Back then, the boards were 11-foot-long behemoths that were 4 inches thick. Surfing culture was so new it seemed all the surfers in town knew one another.

"When we surfed, everyone who went for the wave got it," Scholes said. "There wasn't any 'This is my wave' stuff. Everybody rode together, four or five guys on a wave. If some guy was next to you, you pulled his board in. You didn't pull him out."

Surfing's roots are in Polynesia, but the sport and lifestyle of modern surfing were born right here in Southern California, during an especially affluent and hopeful time in our history. In the 1950s and '60s, good waves combined with local technology — the advent of plastic foam, especially — and the attention of the movie industry to make surfing a global phenomenon.

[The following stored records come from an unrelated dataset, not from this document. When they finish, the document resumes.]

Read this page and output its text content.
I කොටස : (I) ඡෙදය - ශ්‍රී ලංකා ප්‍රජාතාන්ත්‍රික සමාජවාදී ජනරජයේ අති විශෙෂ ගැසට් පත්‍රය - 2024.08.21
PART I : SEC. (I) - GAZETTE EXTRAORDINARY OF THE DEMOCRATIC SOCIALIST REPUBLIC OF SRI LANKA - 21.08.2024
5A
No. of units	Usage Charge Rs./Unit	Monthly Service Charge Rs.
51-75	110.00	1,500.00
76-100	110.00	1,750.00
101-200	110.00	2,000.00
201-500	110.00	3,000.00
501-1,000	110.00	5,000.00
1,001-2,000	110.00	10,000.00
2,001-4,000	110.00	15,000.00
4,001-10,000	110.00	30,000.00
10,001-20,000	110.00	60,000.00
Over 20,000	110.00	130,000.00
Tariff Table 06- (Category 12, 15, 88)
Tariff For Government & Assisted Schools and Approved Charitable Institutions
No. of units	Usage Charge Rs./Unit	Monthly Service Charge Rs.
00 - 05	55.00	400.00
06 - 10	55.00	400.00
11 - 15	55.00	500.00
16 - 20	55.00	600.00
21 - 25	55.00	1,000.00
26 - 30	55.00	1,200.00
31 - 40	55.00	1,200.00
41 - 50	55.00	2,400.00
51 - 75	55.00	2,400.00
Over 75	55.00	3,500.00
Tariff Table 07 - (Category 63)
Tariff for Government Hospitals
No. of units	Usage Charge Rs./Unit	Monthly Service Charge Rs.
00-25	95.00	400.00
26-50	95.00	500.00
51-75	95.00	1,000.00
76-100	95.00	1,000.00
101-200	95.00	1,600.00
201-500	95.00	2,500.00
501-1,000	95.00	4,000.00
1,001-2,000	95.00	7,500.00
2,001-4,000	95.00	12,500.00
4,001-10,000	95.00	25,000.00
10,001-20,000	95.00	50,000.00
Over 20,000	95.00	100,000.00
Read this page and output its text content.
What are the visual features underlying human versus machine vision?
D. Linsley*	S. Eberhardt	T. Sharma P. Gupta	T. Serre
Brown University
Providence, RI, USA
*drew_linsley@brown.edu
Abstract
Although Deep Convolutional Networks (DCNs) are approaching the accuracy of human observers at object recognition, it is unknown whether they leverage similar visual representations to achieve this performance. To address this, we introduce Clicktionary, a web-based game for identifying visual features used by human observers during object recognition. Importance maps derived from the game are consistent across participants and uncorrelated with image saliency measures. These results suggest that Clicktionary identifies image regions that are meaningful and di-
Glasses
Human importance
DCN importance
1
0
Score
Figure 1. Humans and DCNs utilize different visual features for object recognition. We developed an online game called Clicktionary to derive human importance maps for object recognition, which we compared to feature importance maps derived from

From the beginning, surfing attracted a certain kind of rebel unique to California.

Exhibit A could be the late Dale Velzy, who in his final days told his story to Holmes. "He was a surfer, a biker, a hot-rodder, a cowboy and a surf industry pioneer — all at once," said Holmes, the author of the biography "Dale Velzy is Hawk."

Because they tend to be outsiders, a lot of surfers never thought of what they were doing as history. The surfing media didn't get started until 1960, and everything we know about surfing before then begins with a spoken tale.

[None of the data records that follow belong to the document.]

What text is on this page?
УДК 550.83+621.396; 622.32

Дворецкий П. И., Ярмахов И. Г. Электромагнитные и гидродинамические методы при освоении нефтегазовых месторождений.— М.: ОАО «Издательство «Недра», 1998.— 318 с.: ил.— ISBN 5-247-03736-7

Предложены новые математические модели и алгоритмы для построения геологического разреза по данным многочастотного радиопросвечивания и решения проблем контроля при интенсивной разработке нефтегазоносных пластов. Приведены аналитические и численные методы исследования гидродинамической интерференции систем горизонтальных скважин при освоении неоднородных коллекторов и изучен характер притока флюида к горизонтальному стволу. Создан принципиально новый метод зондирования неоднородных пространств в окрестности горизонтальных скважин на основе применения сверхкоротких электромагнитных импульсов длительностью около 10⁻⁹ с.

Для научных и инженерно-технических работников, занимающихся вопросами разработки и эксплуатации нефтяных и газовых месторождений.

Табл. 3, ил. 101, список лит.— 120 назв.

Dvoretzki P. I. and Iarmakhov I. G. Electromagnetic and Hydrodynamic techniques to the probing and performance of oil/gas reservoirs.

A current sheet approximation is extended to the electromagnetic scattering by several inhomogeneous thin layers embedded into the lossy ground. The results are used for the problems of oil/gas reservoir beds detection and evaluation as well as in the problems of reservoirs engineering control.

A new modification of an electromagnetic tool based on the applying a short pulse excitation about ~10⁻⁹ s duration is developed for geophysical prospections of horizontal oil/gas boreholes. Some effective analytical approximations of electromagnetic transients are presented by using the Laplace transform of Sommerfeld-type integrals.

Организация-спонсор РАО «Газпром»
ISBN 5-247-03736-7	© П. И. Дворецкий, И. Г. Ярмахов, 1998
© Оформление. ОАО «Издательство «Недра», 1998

E.J. Oshier, who pioneered surfing in San Onofre and a beachside music scene called "The Bamboo Room Philharmonic," shared some of those stories with the oral history project in 2007.

He remembered throwing a sleeping bag into his old Plymouth in 1941 and heading for the waves in Santa Cruz.

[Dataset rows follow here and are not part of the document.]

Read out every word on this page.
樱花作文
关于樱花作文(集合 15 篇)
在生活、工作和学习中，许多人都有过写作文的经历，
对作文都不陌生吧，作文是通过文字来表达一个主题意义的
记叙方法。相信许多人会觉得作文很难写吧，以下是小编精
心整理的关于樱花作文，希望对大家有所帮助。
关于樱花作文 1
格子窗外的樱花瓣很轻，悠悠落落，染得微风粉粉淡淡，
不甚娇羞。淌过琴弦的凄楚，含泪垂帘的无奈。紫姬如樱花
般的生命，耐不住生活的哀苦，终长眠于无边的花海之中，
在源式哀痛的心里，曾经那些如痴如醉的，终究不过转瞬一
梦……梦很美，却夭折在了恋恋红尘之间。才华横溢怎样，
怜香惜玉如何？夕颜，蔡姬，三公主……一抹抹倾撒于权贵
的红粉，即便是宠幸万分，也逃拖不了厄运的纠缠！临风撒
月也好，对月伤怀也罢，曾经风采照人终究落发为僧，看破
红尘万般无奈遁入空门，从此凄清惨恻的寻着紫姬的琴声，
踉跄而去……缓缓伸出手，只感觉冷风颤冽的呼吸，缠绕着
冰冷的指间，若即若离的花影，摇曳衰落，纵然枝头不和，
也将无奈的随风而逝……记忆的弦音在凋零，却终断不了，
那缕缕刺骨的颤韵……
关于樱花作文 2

"It was a bright, sunny Sunday morning," Oshier told an interviewer about a week before he died. "Heaven was close by." And then some "rotten" guy standing by the cliffs yelled out something about the Japanese bombing Pearl Harbor. Oshier paddled back in and went off to war. "I never surfed Santa Cruz again."

The Surfing Heritage Foundation is sending letters and its oral history guide to surfing clubs across the U.S. and beyond. They're dreaming of the day when their mailbox fills with surfing stories recorded by aficionados near and far.

It's an effort that should be emulated by many other groups in Southern California. This metropolis by the sea is, after all, a place where many different subcultures have first appeared and thrived. Immigrants, artists and entrepreneurs have written epic California tales with their ambition and their hunger for the new.

As someone who interviews people for a living, I can tell you with certainty: You never know what you'll learn when you sit down with someone and start asking questions.

Jed Justeson, a filmmaker and non-surfer, has interviewed about 20 people for the Surfing Heritage project. He's learned that "most of surfing is waiting in the water" and that "a lot of the camaraderie comes from that waiting." He's come to appreciate the great patience and love of nature most surfers share.

"They all have something to teach you if you take the time to listen," he said.